The quarrying process of granite and marble slabs is a captivating procedure that requires careful attention and skill. This is a dangerous line of work because the workers are cutting and maneuvering stone that weighs over 20,000 pounds. They work in manageable sections to remove large blocks from the mountainside. Different quarries use different methods to remove these large stone blocks. The modern way of quarrying stone is done with a combination of high pressure water jets, saws, and air pressure. The men work slowly and methodically to ensure their safety and accuracy.

Cutting Blocks

Once a large block has been removed from the mountainside it is prepped for production to be sliced into 2 cm or 3 cm slabs much like a loaf of bread.
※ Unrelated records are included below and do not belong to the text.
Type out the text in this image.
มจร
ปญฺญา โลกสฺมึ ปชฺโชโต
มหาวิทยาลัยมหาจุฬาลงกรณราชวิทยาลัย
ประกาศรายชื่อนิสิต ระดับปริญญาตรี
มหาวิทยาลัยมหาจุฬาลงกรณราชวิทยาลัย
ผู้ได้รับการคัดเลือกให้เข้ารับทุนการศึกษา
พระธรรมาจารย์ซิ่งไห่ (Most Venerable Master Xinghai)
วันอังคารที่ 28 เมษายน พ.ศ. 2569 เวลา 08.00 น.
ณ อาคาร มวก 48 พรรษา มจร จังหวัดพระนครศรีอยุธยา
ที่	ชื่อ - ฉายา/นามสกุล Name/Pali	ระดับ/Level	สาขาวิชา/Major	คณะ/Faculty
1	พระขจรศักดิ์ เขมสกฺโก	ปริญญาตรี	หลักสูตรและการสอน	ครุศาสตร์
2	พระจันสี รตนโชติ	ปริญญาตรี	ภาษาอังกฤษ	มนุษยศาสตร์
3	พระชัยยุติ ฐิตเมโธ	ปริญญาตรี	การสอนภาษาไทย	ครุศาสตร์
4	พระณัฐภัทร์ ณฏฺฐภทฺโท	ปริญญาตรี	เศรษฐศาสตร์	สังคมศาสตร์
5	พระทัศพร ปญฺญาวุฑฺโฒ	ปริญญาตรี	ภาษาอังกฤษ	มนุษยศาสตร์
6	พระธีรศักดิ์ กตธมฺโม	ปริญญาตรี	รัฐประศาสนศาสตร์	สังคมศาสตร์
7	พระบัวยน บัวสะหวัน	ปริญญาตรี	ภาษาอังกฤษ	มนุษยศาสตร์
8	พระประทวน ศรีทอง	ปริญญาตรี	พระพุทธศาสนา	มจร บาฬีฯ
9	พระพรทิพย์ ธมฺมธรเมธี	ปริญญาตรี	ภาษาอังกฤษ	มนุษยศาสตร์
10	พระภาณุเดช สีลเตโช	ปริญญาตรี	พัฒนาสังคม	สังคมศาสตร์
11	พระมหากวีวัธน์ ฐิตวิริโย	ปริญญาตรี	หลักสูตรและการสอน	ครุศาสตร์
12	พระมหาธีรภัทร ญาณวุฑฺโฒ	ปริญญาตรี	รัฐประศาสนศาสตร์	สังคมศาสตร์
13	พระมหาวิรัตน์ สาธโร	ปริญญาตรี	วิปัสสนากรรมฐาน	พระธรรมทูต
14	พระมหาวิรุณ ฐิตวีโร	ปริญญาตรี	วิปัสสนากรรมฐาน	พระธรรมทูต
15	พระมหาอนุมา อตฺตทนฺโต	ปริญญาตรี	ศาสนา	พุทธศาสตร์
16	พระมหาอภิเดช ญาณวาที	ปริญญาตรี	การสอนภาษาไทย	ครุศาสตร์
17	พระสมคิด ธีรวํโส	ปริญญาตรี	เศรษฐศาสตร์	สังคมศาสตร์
The stone is carefully sliced with a water-jet machine to maintain consistency and quality. These sliced blocks have raw edges that were created during the quarrying process. Some higher-end quarries that sell the most exotic stone will trim these blocks to produce rectangular slabs to make the final fabrication of the countertop easier. These blocks are divided into smaller groups called bundles to make it easier to move and handle. Bundles consist of usually 7 or 8 slabs of stone each.

Granite and Marble Slabs

Careful attention is given to the dividing and numbering of these bundles and slabs to preserve the order in which they were quarried. This number system is important so that if a kitchen requires more than one slab, the fabricator could use sequential slabs to try to keep the same coloration or veining throughout the job. Stone is a natural resource found in the earth and each slab is unique to itself. No two slabs are alike. The veining found in stone is the result of fissures and concentrations of minerals that deposit or collect together. These veins have a beginning and an end both horizontally and vertically within the mountain. Therefore, when the stone is quarried and cut into slabs one piece may have a vein that the next one does not. This natural variation is also one of the reasons that granite and marble countertops add such great value to a kitchen or bathroom.